NUSANTARA — Menjelang HUT ke-80 Kemerdekaan RI, fenomena pengibaran bendera bajak laut “Topi Jerami” dari serial One Piece marak terjadi di berbagai daerah. Warga menggunakan simbol ikonik dari budaya pop Jepang ini sebagai bentuk ekspresi, bahkan solidaritas. Fenomena ini pun menjadi perbincangan hangat di publik dan media sosial.
Pakar Hukum: Legal, Asal Tidak Langgar Simbol Negara
Pakar Hukum Pidana Universitas Trisakti, Abdul Fickar Hadjar, menyatakan bahwa tidak ada aturan atau undang-undang yang melarang pengibaran bendera One Piece.
“Selama tidak mengandung simbol terlarang seperti lambang organisasi teroris, maka tidak melanggar hukum,” tegasnya.
“Bahkan, kebebasan berekspresi dijamin oleh Pasal 28E ayat (3) UUD 1945.”
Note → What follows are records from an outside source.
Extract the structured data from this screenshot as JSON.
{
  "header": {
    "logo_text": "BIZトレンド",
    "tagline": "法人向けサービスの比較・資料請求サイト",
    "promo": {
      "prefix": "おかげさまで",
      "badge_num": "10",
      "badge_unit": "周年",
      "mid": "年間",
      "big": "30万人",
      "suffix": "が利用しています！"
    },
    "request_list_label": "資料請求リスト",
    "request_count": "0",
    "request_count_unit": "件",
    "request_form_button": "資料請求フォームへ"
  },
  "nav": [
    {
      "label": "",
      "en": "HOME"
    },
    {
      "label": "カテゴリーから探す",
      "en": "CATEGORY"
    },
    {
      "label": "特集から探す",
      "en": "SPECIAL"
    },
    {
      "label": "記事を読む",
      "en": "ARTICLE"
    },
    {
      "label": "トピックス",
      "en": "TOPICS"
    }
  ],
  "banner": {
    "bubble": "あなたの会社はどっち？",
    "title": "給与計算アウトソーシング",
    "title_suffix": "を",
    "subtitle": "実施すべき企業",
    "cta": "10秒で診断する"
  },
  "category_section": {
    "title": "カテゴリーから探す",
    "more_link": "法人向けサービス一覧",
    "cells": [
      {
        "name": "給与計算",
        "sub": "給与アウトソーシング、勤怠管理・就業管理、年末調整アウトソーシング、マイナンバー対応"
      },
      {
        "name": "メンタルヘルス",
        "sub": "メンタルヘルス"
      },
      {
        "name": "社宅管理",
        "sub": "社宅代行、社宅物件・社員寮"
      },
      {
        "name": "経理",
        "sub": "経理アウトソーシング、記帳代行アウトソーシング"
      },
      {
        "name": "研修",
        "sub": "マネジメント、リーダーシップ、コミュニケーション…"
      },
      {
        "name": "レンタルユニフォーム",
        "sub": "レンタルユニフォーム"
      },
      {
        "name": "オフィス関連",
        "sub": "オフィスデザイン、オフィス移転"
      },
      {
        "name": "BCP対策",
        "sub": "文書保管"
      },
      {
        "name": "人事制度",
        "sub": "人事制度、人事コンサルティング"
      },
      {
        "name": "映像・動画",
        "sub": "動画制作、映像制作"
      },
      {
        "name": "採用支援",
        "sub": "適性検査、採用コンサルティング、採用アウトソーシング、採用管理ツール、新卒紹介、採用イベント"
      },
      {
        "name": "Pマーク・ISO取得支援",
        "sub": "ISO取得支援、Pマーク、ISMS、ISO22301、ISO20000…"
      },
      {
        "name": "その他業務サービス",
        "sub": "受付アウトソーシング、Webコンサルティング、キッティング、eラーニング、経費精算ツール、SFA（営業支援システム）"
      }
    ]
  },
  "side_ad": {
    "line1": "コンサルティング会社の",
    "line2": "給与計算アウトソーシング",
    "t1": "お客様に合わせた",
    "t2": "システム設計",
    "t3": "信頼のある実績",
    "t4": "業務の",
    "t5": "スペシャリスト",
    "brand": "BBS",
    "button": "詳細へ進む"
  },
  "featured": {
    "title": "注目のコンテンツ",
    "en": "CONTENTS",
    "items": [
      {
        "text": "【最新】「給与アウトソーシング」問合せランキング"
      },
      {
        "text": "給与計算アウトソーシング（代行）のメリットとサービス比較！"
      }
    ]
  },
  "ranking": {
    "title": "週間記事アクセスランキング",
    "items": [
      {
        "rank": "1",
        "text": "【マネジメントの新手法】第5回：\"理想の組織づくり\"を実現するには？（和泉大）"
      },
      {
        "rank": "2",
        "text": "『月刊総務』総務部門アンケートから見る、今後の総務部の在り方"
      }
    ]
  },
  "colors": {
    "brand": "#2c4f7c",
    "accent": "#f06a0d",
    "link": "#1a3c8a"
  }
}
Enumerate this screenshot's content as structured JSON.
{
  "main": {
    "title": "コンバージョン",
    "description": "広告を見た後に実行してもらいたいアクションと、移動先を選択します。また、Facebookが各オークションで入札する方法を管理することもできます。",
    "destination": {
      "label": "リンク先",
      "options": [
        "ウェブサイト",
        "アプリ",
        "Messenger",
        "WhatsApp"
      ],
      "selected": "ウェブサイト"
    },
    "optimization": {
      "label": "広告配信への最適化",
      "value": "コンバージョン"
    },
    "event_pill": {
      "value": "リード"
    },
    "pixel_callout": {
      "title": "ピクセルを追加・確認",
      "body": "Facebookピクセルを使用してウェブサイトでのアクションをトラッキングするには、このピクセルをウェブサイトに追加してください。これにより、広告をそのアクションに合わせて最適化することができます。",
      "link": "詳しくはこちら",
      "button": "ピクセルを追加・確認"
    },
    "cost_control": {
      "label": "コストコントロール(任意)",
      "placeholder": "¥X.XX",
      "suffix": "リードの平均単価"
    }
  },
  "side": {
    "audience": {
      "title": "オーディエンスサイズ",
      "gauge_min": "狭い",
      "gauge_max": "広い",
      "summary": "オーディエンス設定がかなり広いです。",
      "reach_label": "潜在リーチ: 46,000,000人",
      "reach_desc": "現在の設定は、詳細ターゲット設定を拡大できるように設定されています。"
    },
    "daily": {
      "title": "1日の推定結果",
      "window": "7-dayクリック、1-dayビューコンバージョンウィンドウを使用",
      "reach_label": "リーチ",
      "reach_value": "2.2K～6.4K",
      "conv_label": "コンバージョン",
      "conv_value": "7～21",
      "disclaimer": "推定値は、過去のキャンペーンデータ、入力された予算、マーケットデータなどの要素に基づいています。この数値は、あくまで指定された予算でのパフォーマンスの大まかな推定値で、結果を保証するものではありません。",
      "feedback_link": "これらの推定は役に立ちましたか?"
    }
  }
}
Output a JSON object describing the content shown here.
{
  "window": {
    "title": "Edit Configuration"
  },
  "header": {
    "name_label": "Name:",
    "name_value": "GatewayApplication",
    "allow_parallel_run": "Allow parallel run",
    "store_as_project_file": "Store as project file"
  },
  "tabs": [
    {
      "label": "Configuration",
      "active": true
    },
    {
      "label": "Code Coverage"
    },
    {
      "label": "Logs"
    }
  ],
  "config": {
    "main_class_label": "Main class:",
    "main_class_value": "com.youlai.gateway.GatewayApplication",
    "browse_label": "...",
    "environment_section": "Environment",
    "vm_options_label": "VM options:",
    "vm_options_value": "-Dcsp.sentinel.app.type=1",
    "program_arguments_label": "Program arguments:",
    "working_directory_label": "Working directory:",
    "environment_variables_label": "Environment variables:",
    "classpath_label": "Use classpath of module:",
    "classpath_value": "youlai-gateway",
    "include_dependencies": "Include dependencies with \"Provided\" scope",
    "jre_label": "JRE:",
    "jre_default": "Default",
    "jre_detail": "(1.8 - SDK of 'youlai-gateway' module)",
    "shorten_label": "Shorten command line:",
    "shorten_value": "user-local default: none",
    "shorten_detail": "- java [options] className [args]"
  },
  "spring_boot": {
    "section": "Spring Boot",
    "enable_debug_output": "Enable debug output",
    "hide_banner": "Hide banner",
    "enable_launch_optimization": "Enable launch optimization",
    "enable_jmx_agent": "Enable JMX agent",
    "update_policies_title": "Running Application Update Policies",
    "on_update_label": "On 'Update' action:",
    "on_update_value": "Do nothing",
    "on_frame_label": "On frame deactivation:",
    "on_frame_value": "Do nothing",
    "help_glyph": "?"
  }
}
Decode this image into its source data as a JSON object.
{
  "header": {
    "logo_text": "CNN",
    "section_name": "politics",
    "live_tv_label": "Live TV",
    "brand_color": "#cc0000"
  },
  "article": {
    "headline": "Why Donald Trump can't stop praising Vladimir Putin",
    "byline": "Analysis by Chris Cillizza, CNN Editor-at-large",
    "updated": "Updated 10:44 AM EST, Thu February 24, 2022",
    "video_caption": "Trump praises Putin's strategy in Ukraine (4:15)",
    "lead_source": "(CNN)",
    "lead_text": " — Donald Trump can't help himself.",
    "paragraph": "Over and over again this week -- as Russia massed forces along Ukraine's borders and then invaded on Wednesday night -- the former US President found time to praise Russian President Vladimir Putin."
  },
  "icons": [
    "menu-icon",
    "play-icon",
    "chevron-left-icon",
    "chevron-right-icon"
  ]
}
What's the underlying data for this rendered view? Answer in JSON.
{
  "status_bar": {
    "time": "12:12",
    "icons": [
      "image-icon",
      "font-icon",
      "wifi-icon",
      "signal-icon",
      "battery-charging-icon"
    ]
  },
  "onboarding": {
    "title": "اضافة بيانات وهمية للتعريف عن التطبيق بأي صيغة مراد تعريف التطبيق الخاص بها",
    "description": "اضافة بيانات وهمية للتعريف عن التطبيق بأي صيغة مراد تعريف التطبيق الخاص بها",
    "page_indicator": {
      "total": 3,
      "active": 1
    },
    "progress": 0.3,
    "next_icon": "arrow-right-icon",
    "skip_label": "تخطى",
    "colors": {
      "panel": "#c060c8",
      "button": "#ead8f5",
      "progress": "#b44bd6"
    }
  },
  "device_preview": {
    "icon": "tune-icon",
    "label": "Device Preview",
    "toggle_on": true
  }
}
Fickar juga mencontohkan bahwa warga kerap mengibarkan bendera putih saat berduka atau bendera klub sepak bola saat pertandingan. Oleh karena itu, selama tidak mengganggu ketertiban dan tidak menggantikan simbol negara, pengibaran tersebut sah secara hukum.
Pakar Komunikasi: Ini Bukan Tren, Tapi Simbol Sosial
Di sisi lain, Pakar Ilmu Komunikasi Universitas Brawijaya, Anang Sujoko, melihat fenomena ini sebagai bentuk kritik sosial. Menurutnya, masyarakat menggunakan simbol budaya populer seperti bendera One Piece untuk menyampaikan ketidakpuasan terhadap kondisi sosial-politik.
“Simbol ini merepresentasikan perasaan ‘tidak didengar’. Artinya, masyarakat menyuarakan keresahan dengan cara yang tidak frontal,” jelas Anang.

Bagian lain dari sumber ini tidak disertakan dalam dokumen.